Medium Gluten-Free Verified gluten free
Prep: 15 min Cook: 30 min Total: 45 min Serves: 4

At a glance: This medium dinner recipe yields 4 servings in about 45 minutes (15 min prep, 30 min cook). It uses 13 ingredients — including sea scallops, olive oil, shallot — and walks through 7 steps. Updated . Browse more dinner recipes or return to all gluten-free recipes.

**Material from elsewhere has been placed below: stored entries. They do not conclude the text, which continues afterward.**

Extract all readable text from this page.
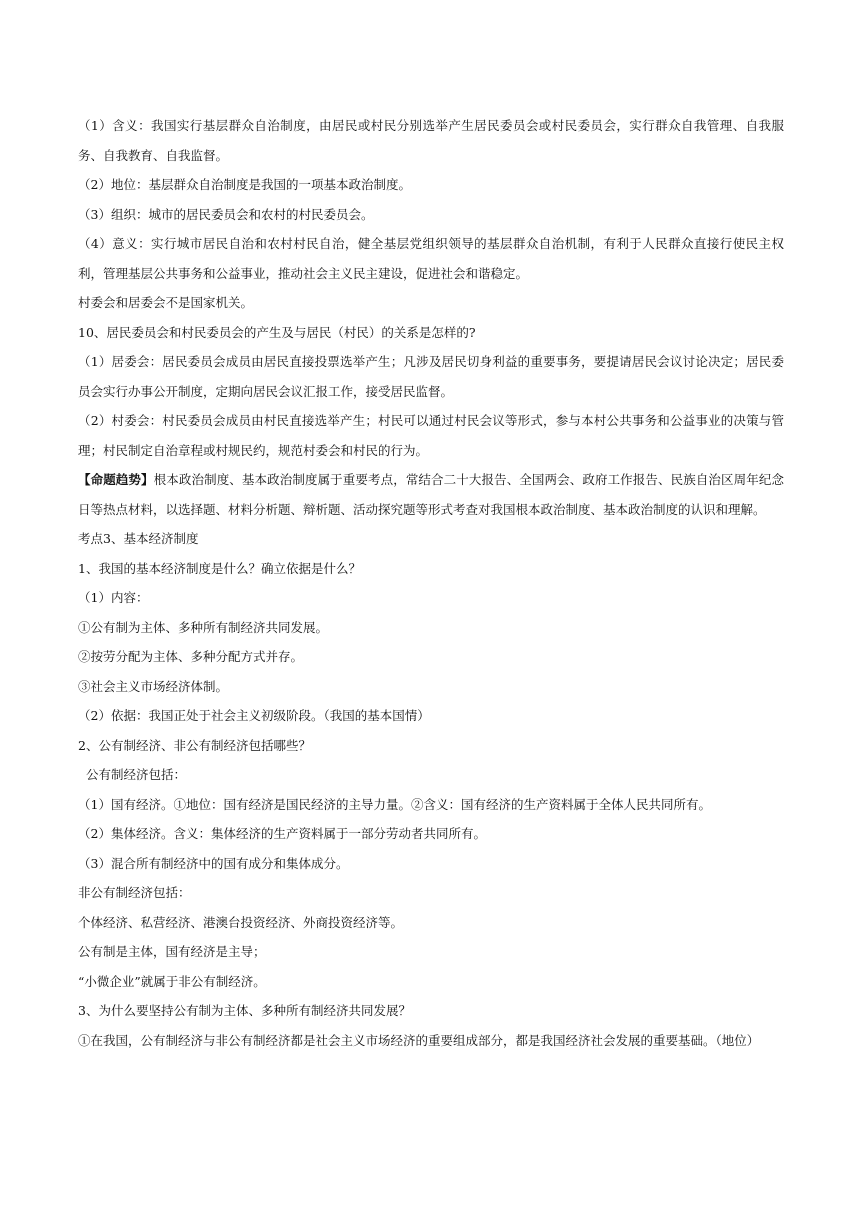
（1）含义：我国实行基层群众自治制度，由居民或村民分别选举产生居民委员会或村民委员会，实行群众自我管理、自我服务、自我教育、自我监督。

（2）地位：基层群众自治制度是我国的一项基本政治制度。

（3）组织：城市的居民委员会和农村的村民委员会。

（4）意义：实行城市居民自治和农村村民自治，健全基层党组织领导的基层群众自治机制，有利于人民群众直接行使民主权利，管理基层公共事务和公益事业，推动社会主义民主建设，促进社会和谐稳定。

村委会和居委会不是国家机关。

10、居民委员会和村民委员会的产生及与居民（村民）的关系是怎样的?

（1）居委会：居民委员会成员由居民直接投票选举产生；凡涉及居民切身利益的重要事务，要提请居民会议讨论决定；居民委员会实行办事公开制度，定期向居民会议汇报工作，接受居民监督。

（2）村委会：村民委员会成员由村民直接选举产生；村民可以通过村民会议等形式，参与本村公共事务和公益事业的决策与管理；村民制定自治章程或村规民约，规范村委会和村民的行为。

【命题趋势】根本政治制度、基本政治制度属于重要考点，常结合二十大报告、全国两会、政府工作报告、民族自治区周年纪念日等热点材料，以选择题、材料分析题、辩析题、活动探究题等形式考查对我国根本政治制度、基本政治制度的认识和理解。

考点3、基本经济制度

1、我国的基本经济制度是什么？确立依据是什么？

（1）内容：

①公有制为主体、多种所有制经济共同发展。

②按劳分配为主体、多种分配方式并存。

③社会主义市场经济体制。

（2）依据：我国正处于社会主义初级阶段。（我国的基本国情）

2、公有制经济、非公有制经济包括哪些？

公有制经济包括：

（1）国有经济。①地位：国有经济是国民经济的主导力量。②含义：国有经济的生产资料属于全体人民共同所有。

（2）集体经济。含义：集体经济的生产资料属于一部分劳动者共同所有。

（3）混合所有制经济中的国有成分和集体成分。

非公有制经济包括：

个体经济、私营经济、港澳台投资经济、外商投资经济等。

公有制是主体，国有经济是主导；

“小微企业”就属于非公有制经济。

3、为什么要坚持公有制为主体、多种所有制经济共同发展？

①在我国，公有制经济与非公有制经济都是社会主义市场经济的重要组成部分，都是我国经济社会发展的重要基础。（地位）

Gluten-Free Scallop Risotto — dinner recipe, serves 4

Cross-Contamination Warning for Gluten-Free Scallop Risotto: When preparing this dinner recipe, commercial broths and stocks are high risk — many contain yeast extract (often barley-derived), wheat starch, or caramel colour from wheat. Use certified GF stock (Pacific Foods Organic GF, Swanson Natural Goodness) or make your own. Use tamari (not regular soy sauce) — San-J Tamari and Kikkoman GF Tamari are reliable. Double-check labels even on tamari, as some formulations include wheat. In a shared kitchen, avoid porous materials — wooden spoons, wooden cutting boards, and scratched non-stick pans can harbor gluten proteins even after washing. Prefer glass, metal, or silicone tools. Stock often contains yeast extract or barley derivatives; use only certified gluten-free stock.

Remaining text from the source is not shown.